The distribution of the data is both zero-inflated and powerfully right skewed. About half of the kids did not touch the gun at all, much less pull its trigger. Among the minority of kids that did pull the trigger, they pulled it many times. This is a noisy outcome, and difficult to model: you would need a zero-inflated negative binomial regression with cluster-adjusted variances. The authors present a negative binomial regression with cluster-adjusted variances, ignoring the zero-inflation, which is fine enough by me since I can't figure out how to do all that at once either.

Self-other trigger pulls outcome. The pair in red were excluded because the coders commented that they were acting unusually wild. The pair in green were excluded for having too high a score on the outcomes.

Noisy data affords many opportunities for subjectivity. The authors report: "We eliminated 1 pair who was more than 5 SDs from the mean for both time spent holding a handgun and trigger pulls [green pair]. The coders also recommended eliminating another pair because of unusual and extremely aggressive behavior [red pair]." The CONSORT flow diagram reveals that these four excluded subjects with very high scores on the dependent variables were all from the nonviolent control condition, in which participants were expected to spend the least time holding the gun and pulling its trigger.

The authors tell me that the pair eliminated because of unusual and extremely aggressive behavior was made on the coders' recommendation, blind to condition.

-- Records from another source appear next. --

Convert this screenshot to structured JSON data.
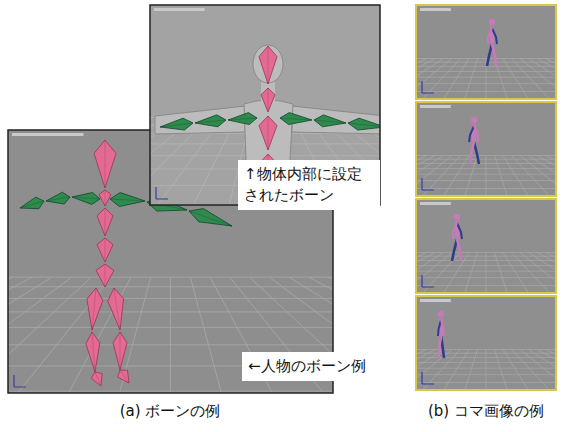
{
  "diagram": {
    "nodes": [
      {
        "text": [
          "↑物体内部に設定 されたボーン"
        ]
      },
      {
        "text": [
          "←人物のボーン例"
        ]
      }
    ],
    "labels": [
      "(a) ボーンの例",
      "(b) コマ画像の例"
    ]
  }
}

That may be true, but the registration is generally rather vague and says nothing about excluding participants on coder recommendation.

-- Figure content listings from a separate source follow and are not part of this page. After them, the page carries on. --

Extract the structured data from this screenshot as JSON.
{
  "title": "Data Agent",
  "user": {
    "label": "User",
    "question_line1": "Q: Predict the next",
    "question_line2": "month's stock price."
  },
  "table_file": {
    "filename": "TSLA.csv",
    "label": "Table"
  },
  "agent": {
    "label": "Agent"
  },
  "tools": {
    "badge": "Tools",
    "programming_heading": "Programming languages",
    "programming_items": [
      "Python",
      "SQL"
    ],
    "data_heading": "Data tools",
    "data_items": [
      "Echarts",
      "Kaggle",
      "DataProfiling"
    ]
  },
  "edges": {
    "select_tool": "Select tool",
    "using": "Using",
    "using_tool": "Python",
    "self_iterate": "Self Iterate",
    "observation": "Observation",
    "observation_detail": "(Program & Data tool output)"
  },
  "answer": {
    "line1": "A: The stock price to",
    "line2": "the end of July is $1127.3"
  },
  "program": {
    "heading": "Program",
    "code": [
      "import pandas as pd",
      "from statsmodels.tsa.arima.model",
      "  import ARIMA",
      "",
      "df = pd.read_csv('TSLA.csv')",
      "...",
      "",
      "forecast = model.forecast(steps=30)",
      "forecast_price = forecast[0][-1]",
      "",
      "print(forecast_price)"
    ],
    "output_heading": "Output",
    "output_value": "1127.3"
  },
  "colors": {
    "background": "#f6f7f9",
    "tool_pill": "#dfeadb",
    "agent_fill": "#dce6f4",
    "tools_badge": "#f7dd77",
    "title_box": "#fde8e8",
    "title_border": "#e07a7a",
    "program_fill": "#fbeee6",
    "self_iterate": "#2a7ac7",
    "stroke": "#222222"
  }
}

The authors also tell me that the pair eliminated because of high scores were eliminated without looking at the results. That may be true as well, but I feel as though one could predict how this exclusion might affect the results.

This latter exclusion of the high-scoring pair is not acceptable to me. You can consider this decision in two ways: First, you can see that there are scores still more extreme in the other two conditions. With data this zero-inflated and skewed, it is no great feat to be more than 5 SDs from the mean. Second, you can look at the model diagnostics. The excluded outliers are not "outliers" in any model influence sense -- their Cook's distances are less than 0.2. (Thresholds of 0.5 or 1.0 are often suggested for Cook's distance.)

Here are the nonzero values in log space, which is where the model fits the negative binomial. On a log scale, the discarded data points still do not look at all like outliers to me.

Revised results

If the high-scoring pair is retained for analysis, none of the results are statistically significant:

Touching the gun: omnibus F(2, 79.5) = 1.04, p = .359; gun-vs-control contrast p = .148.
Time holding gun: omnibus F(2, 79.5) = .688, p = .506; gun-vs-control contrast p = .278.
Trigger pulls at self or other: omnibus F(2, 79.4) = 1.80, p = .172; gun-vs-control contrast p = .098.

From here, adding the coder-suggested pair to the analysis moves the results further still from statistical significance.

If you're worried about the influence of the zero inflation and the long tail, a simpler way to look at the data might be to ask "is the trigger pulled at all while the gun is pointed at somebody?" After all, the difference between not being shot and being shot once is a big deal; the difference between being shot four times and being shot five times less so. Think of this as winsorizing all the values in the tail to 1. Then you could just fit a logistic regression and not have to worry about influence.

Analyzed this way, there are 6 events in the control group, 10 in the sword-game group, and 13 in the gun-game group. The authors excluded four of these six control-group events as outliers. With these exclusions, there is a statistically significant effect, p = .029. If you return either pair to the control group, the effect is not statistically significant, p = .098. If you return both pairs to the control group, the effect is not statistically significant, p = .221.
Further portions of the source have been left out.